Écrire le cinéma
Octobre 2006, Marie-France Briselance, avec la collaboration de Jean-Claude Morin, publie « Leçons de scénario – Les 36 situations dramatiques »*, où, à partir d’un essai que Georges Polti écrivit en 1936 à propos du théâtre, elle démontre que les scénarios de tous les films sont tributaires des grands sentiments de l’humanité, aussi bien ceux du désir que ceux de la répulsion, ceux qui se rattachent à Eros et ceux qui s’enchaînent à Thanatos.

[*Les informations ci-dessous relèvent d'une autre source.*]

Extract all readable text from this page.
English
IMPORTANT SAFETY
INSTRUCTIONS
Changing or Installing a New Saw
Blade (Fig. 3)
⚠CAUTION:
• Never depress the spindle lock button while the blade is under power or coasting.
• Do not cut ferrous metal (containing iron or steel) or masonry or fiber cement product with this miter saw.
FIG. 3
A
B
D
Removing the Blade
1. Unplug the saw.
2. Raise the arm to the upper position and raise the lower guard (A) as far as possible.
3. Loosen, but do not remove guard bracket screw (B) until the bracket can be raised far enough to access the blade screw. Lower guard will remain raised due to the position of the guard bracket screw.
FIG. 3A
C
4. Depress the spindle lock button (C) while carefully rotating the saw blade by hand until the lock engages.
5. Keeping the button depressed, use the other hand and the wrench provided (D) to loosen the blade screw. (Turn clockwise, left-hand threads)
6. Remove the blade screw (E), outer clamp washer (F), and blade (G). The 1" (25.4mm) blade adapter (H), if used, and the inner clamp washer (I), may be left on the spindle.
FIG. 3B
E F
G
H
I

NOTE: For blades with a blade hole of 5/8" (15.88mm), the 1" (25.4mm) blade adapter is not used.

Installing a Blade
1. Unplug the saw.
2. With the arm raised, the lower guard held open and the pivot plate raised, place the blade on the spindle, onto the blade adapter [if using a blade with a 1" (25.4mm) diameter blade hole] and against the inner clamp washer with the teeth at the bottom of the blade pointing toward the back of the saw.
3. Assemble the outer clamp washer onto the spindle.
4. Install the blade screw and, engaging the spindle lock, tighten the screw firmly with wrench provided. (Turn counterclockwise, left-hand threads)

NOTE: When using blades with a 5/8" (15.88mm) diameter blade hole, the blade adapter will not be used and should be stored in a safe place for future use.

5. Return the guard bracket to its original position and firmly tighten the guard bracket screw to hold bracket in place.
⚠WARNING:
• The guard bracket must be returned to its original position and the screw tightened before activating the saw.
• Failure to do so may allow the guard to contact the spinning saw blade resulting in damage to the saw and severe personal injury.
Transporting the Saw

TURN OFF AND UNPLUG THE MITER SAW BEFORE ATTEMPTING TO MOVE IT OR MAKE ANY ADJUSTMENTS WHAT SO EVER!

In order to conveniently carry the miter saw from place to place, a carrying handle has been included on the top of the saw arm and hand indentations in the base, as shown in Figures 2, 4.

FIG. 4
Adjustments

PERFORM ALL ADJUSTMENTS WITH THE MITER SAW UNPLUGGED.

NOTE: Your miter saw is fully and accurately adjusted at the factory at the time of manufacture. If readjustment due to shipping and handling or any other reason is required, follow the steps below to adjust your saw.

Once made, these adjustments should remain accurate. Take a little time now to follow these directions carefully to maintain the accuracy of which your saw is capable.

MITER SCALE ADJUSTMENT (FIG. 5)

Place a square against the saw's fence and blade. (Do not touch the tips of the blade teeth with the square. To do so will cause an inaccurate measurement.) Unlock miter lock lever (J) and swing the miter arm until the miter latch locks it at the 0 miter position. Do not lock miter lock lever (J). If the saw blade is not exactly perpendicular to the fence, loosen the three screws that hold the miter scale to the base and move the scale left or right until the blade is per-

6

Janvier 2010, Marie-France Briselance et Jean-Claude Morin publient « Grammaire du cinéma »**, où ils étudient comment sont nés les éléments du langage filmique, pourquoi tous ces éléments sans exception ont été découverts de 1891, date du premier film de l’histoire du cinéma, à 1908, date à laquelle Griffith découvre le dernier élément qui permet aux films de 1910 à 1930 d’être représentatifs d’un âge d’or du cinéma muet. Et comment ces éléments se sont développés au fil des décennies pour créer les figures de style qui caractérisent l’œuvre des grands cinéastes.
Septembre 2013, le dernier opus qui boucle leur trilogie, « Le Personnage »***, sort en librairie. Reprenant le principe de recherche chronologique qui a prévalu dans la « Grammaire du cinéma », et celui de la recherche des fondamentaux humains dans « Les 36 situations dramatiques », « Le Personnage » répond d’abord à la question suivante : dans quelle région du globe la fiction a-t-elle vu le jour ? Sans nulle doute en Égypte, là où le premier État s’est développé, le long d’une ligne féconde, la vallée du Nil, qui a permis d’accumuler des richesses et de développer les arts en tant que représentations symboliques du pouvoir. L’Égypte, justement, qui nous raconte, il y a 5300 ans, sa légende fondatrice, celle d’Isis et d’Osiris. Les protagonistes de ce récit sont originaux, ils ne sont pas les allégories que l’on trouve plus anciennement dans les religions primitives, celles de la terre, du feu, de l’eau, du ciel, en un mot de tous les éléments qui sont notre décor familier ou lointain, et dont nous dépendons tous. Ils sont des dieux, mais avant tout ils sont des incarnations, des êtres en chair et en os, avec les sentiments qui les accompagnent. C’est sur ce point important qu’ils diffèrent des dieux tutélaires. Ils connaissent toute la gamme des passions humaines, la colère ou la faiblesse, aussi bien que la tendresse ou la jalousie. Ils ne représentent pas la matière brute, ils nous ressemblent, ils sont faits à notre image. Ils sont le cœur battant de la fiction. Or, si la légende d’Isis et d’Osiris est la première œuvre de fiction, la conséquence logique de cette affirmation est que tous les personnages de toute la fiction à travers le monde et à travers les époques, tous menés par les mêmes passions humaines, descendent d’un des personnages de la légende égyptienne, qui sont autant d’archétypes fondateurs.
** Nouveau Monde éditions, ISBN 13 : 978-2-84736-458-3, 588 pages.
*** Nouveau Monde éditions, ISBN 13 : 978–2–36583–834–5, 437 pages.